Sarah Pennells is a personal finance journalist and the face behind SavvyWoman.co.uk. We think she does a great job at explaining financial subjects in a very clear and accessible manner. You can find her column below where she writes about the latest financial news, and helps you get more from your money.
New 15 car plate
Thinking of buying a new car? If so, I bet you’ll do some research into the type of car you want before you buy. But it’s also a good idea to research how you’ll pay for it. A survey by a bank shows that just over half of those who bought a car using a car loan or another form of credit shopped around for the best interest rate. Although most people use their savings to pay for their new car, almost 20% use some form of credit with one in four of those opting for a finance deal provided by the car dealer.

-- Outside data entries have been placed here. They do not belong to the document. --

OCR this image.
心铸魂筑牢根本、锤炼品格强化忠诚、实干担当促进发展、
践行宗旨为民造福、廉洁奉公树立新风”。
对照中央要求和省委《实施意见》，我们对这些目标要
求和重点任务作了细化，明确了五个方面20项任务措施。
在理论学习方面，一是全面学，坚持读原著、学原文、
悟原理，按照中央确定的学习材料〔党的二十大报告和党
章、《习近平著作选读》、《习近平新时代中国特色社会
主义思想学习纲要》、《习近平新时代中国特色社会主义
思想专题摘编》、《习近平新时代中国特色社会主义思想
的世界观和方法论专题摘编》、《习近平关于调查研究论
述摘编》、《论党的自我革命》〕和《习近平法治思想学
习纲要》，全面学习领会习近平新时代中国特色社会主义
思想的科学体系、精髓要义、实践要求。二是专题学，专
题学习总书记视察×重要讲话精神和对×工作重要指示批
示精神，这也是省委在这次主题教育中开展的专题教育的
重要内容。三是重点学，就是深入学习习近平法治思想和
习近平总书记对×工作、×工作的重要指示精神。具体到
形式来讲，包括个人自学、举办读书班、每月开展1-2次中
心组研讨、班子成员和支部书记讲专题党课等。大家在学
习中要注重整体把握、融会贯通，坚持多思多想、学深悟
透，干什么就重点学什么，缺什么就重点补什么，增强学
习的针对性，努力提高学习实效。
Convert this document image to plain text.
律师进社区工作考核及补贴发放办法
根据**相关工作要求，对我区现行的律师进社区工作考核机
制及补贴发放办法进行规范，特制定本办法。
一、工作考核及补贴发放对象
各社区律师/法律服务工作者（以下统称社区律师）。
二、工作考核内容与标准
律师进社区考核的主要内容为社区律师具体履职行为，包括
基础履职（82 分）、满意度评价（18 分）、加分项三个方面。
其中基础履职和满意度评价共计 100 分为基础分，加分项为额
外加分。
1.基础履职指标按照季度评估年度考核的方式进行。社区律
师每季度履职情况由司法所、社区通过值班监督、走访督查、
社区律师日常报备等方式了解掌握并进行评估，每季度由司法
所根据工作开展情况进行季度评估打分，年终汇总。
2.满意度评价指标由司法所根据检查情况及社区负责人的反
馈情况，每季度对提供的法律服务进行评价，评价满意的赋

So, what are the different car finance options and what should you watch out for?
- Personal contract plan (PCP) – here you put down a deposit and make monthly payments for a fixed time (normally up to three years). At the end of the term you can make an extra payment and keep the car or hand it back. The car could be repossessed if you can’t keep up the payments.
- Hire purchase – the similarity with a PCP is that you pay for the car over a period of up to five years, but unlike a PCP there’s no large payment at the end of it. That means your monthly payments are generally higher. The car could be repossessed if you can’t keep up the payments.
- Personal loan – your loan isn’t secured against the car so it can’t be repossessed if you can’t keep up the payments. Personal loan rates are very competitive at the moment (you can get loans charging less than 4% if you have a very good credit score, depending on how much you want to borrow). But if you can’t get the best rates, a personal loan could be a more expensive option.
- Credit card – if you can get a 0% deal on card purchases and you can pay it off in time, or you can get a 0% on balance transfers credit card and transfer the balance, it’s a good option. But, if you end up paying interest it could be very costly. However, you will get valuable consumer protection if you pay for the car on your card.
SAVVY TIP: If you pay the deposit using your credit card and the rest by cash or personal loan, for example, you get the same consumer protection as you would if you paid the full price by credit card.
Illegal private parking tickets
Millions of parking tickets issued for private car parks could be illegal, according to the motoring charity the RAC Foundation. Many people don’t realise that a parking ticket issued in England or Wales when you’ve parked on private land or in private car park aren’t legal penalties. Instead, they’re effectively an ‘invoice’ for a breach of contract. The amount on the parking ticket is the sum that the company believes it’s entitled to claim for you parking when you shouldn’t have done so. But the RAC Foundation says that the amounts charged on tickets can be far higher than any costs incurred by private car parks. It wants to see cases tested in the courts.
SAVVY TIP: If you get a ticket because you parked on the street or a council-run car park, the rules are different and in that case the ticket is a penalty notice.
Married couples’ tax allowance
Some married couples will be £4 a week better off just because they’re married. That’s almost enough for a fish and chip supper (but only for one of you!). Who gets it? Well, if you’re married or in a civil partnership and one of you pays tax at the basic rate and the other doesn’t earn anything or earns less than the personal allowance (which will be £10,600 from April 6th), you’ll be able to register for the married couples’ tax allowance.
The tax allowance will be worth up to £4.08 a week and the first payment will be made in April 2016. You can register now by going to the gov.uk website.
SAVVY TIP: You can’t claim this tax allowance if one of you is a higher rate taxpayer and couples who live together but who aren’t married are also excluded.
Transferring a child trust fund
If you have money for your children in a child trust fund, you’ll soon be able to transfer it into a junior ISA. Up until now, money in a child trust fund couldn’t be transferred to a junior ISA. But from April 6th the rules will change and parents will be able to transfer money from child trust funds into junior ISAs.
Children born between September 2002 and January 2011 were able to take out a child trust fund, but they were abolished in 2011. Junior ISAs were introduced to replace them after they were abolished and, in some cases, these have offered a higher interest rate or a better return.
Both child trust funds and junior ISAs are tax efficient savings or investment accounts where the money that’s paid into them is tied up until the child reaches 18.
Logging off …permanently
Apologies for the fact this is a bit depressing, but have you made arrangements for your online accounts after you’ve died? No? I’m not surprised as it’s probably not something most of us think about.
Research shows that three quarters of us haven’t made any plans. But it could be quite difficult (and in some cases, virtually impossible) for your relatives to get access to your accounts after you’ve died if you haven’t made plans in advance. The survey also found that over three quarters of people have had some problems sorting out a relative’s account after their death.
There’s no universal approach by companies either: some social media accounts let friends and family set up a memorial page, some email providers automatically close accounts after they’ve been inactive for a certain length of time, and others let family members close email accounts but don’t let them access any of the emails.
SAVVY TIP: In most cases, if you’re trying to get access to the account of a relative who’s died, you’ll need to provide a copy of the death certificate and evidence of your own identity.